When questioned, he claimed the images came as a “bolt from the blue.”
“At the end of the interview, he denied downloading indecent images,” said Mr Rogerson. Yet when shown the evidence, he finally pleaded guilty. There was also evidence, said Mr Rogerson, that Eyre visited chatrooms and social media sites to seek out people who shared his interest and recommended websites.
Judge Simon Medland QC told Eyre: “The age of consent in the UK and widely across the world is 16. It’s set at 16 for a good reason.
“Children under 16 have a right to be treated as children and a right not to be treated as sexual objects for the gratification of men in their private time… Your interest in [the images] perpetuates what is a disgusting and destructive trade.

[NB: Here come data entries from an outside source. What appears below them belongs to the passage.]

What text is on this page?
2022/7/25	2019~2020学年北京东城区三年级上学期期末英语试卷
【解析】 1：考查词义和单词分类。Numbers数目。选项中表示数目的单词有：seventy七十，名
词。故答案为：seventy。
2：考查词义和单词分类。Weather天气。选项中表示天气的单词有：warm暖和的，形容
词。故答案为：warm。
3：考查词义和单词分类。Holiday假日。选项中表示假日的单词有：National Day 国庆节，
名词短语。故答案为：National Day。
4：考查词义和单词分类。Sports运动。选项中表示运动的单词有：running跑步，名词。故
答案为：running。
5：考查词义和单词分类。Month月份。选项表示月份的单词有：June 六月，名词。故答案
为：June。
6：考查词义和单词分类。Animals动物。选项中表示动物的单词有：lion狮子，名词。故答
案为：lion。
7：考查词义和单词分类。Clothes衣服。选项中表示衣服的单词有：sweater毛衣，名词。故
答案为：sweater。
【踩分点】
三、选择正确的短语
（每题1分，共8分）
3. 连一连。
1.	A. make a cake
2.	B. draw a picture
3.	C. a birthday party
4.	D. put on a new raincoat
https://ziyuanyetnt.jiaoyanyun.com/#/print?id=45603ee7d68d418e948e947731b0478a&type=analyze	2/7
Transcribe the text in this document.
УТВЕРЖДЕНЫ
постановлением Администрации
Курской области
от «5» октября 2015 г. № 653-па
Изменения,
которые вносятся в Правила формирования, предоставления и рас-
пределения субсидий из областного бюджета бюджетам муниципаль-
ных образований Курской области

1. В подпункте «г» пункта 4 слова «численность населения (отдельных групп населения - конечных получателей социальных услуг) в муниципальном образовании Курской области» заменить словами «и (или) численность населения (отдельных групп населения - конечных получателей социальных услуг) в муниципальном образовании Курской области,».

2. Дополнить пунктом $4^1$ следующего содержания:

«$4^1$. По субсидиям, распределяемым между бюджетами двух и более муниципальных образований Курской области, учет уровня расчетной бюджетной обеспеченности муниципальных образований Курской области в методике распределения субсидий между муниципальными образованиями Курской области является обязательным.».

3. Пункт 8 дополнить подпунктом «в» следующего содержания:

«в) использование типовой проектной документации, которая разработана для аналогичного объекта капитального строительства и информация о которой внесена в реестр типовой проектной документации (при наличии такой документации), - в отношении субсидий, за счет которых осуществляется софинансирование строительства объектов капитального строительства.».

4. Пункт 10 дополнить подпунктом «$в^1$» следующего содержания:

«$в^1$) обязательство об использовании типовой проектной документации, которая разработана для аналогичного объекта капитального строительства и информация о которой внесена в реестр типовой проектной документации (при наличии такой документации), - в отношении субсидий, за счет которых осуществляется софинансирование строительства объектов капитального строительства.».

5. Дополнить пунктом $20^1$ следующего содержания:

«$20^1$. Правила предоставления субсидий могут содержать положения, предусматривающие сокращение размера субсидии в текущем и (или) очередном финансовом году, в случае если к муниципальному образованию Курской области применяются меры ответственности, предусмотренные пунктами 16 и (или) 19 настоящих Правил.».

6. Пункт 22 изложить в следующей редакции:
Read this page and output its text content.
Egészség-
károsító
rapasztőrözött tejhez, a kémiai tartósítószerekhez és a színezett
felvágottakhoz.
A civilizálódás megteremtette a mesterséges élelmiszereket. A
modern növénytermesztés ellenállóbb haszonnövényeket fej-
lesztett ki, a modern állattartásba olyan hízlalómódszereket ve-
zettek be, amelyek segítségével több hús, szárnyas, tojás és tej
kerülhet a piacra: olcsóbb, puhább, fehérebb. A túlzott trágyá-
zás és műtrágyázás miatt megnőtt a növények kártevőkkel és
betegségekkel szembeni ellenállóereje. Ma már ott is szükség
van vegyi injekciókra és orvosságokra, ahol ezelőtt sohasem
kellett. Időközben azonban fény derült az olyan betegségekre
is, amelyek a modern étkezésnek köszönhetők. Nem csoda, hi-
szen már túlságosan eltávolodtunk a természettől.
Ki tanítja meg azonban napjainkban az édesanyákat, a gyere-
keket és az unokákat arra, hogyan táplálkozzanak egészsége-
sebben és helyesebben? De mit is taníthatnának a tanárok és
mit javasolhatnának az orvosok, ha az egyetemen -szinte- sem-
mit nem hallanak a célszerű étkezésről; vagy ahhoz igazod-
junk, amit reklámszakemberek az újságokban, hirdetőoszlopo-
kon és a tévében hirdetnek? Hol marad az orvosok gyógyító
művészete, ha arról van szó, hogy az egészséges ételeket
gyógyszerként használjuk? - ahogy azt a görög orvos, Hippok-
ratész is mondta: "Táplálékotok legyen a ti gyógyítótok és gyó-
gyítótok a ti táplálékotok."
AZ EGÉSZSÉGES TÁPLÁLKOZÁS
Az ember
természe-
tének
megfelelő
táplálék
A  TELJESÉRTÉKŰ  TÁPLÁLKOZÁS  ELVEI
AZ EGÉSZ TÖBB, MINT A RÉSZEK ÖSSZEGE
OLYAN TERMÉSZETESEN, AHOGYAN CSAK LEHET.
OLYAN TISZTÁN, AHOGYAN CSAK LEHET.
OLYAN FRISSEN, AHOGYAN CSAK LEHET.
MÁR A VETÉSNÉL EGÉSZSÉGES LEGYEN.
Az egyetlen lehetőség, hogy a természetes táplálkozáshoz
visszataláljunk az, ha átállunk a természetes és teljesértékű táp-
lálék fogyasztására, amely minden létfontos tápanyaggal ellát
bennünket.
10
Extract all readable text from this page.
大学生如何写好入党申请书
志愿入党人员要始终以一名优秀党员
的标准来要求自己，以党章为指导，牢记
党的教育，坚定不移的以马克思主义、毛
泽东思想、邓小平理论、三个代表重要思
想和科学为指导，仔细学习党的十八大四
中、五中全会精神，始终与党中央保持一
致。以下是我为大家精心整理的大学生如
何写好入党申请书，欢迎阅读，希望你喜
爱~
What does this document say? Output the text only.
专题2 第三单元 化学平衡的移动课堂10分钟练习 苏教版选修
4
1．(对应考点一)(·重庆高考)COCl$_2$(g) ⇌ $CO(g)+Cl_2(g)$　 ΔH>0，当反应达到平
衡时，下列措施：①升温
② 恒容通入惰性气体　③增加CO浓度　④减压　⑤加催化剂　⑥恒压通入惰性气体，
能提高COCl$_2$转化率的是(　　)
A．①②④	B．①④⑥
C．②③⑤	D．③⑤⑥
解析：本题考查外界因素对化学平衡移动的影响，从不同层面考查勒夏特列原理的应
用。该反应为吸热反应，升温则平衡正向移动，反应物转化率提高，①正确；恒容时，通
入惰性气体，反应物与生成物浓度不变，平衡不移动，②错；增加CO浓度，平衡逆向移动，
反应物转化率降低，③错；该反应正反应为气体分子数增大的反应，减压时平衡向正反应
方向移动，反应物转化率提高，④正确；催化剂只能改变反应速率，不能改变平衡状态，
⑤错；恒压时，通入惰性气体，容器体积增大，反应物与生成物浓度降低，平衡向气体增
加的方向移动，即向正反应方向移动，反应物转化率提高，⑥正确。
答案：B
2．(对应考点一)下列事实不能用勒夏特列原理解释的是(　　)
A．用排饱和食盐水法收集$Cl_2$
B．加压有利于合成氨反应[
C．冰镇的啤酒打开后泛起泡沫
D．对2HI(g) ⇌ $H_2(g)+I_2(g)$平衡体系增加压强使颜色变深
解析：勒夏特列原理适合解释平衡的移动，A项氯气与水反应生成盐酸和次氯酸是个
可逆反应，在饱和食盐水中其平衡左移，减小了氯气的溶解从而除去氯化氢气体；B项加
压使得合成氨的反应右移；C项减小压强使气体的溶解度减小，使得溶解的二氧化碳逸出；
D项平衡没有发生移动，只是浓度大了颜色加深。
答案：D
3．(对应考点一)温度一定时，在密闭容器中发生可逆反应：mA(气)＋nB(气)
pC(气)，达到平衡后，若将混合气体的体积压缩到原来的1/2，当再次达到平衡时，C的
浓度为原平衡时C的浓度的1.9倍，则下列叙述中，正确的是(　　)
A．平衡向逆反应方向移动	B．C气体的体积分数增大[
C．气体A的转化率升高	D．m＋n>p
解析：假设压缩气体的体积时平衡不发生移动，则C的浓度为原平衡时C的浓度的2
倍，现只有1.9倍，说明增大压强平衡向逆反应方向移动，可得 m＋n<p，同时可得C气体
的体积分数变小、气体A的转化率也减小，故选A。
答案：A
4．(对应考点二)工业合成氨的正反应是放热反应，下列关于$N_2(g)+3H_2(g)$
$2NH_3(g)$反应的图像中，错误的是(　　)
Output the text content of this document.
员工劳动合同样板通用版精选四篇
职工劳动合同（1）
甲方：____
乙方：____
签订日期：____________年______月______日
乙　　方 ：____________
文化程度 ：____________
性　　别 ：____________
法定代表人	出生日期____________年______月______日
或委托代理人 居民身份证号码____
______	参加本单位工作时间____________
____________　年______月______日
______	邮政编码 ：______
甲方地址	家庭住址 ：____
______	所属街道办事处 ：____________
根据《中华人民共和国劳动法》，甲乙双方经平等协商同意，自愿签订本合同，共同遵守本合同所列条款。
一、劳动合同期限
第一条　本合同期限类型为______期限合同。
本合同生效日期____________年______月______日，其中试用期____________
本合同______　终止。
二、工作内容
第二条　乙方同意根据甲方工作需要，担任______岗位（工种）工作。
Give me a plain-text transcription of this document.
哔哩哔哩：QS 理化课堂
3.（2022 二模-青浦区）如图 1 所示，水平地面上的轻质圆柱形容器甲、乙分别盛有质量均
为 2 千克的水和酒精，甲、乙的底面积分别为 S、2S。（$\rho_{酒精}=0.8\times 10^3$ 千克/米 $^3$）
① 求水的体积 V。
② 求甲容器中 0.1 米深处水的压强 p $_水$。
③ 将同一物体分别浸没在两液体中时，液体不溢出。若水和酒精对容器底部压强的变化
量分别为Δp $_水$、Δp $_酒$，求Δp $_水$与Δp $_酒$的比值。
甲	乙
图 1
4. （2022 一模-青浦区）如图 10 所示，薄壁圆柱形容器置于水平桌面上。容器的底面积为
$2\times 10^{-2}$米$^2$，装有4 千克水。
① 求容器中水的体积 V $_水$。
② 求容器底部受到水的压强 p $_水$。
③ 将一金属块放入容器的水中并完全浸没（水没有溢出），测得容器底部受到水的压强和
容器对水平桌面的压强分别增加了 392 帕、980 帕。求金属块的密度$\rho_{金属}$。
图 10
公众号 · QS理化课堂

"These are images of real children, really being abused.”
But the judge felt there was a “reasonable prospect” for Eyre to reform. He imposed an eight-month jail term, suspending this for two years. Eyre must complete 30 days of rehabilitation.
He will be on the Sex Offender Register for a decade. He is also subject to a sexual harm prevention order, which usually prohibits unsupervised contact with any child.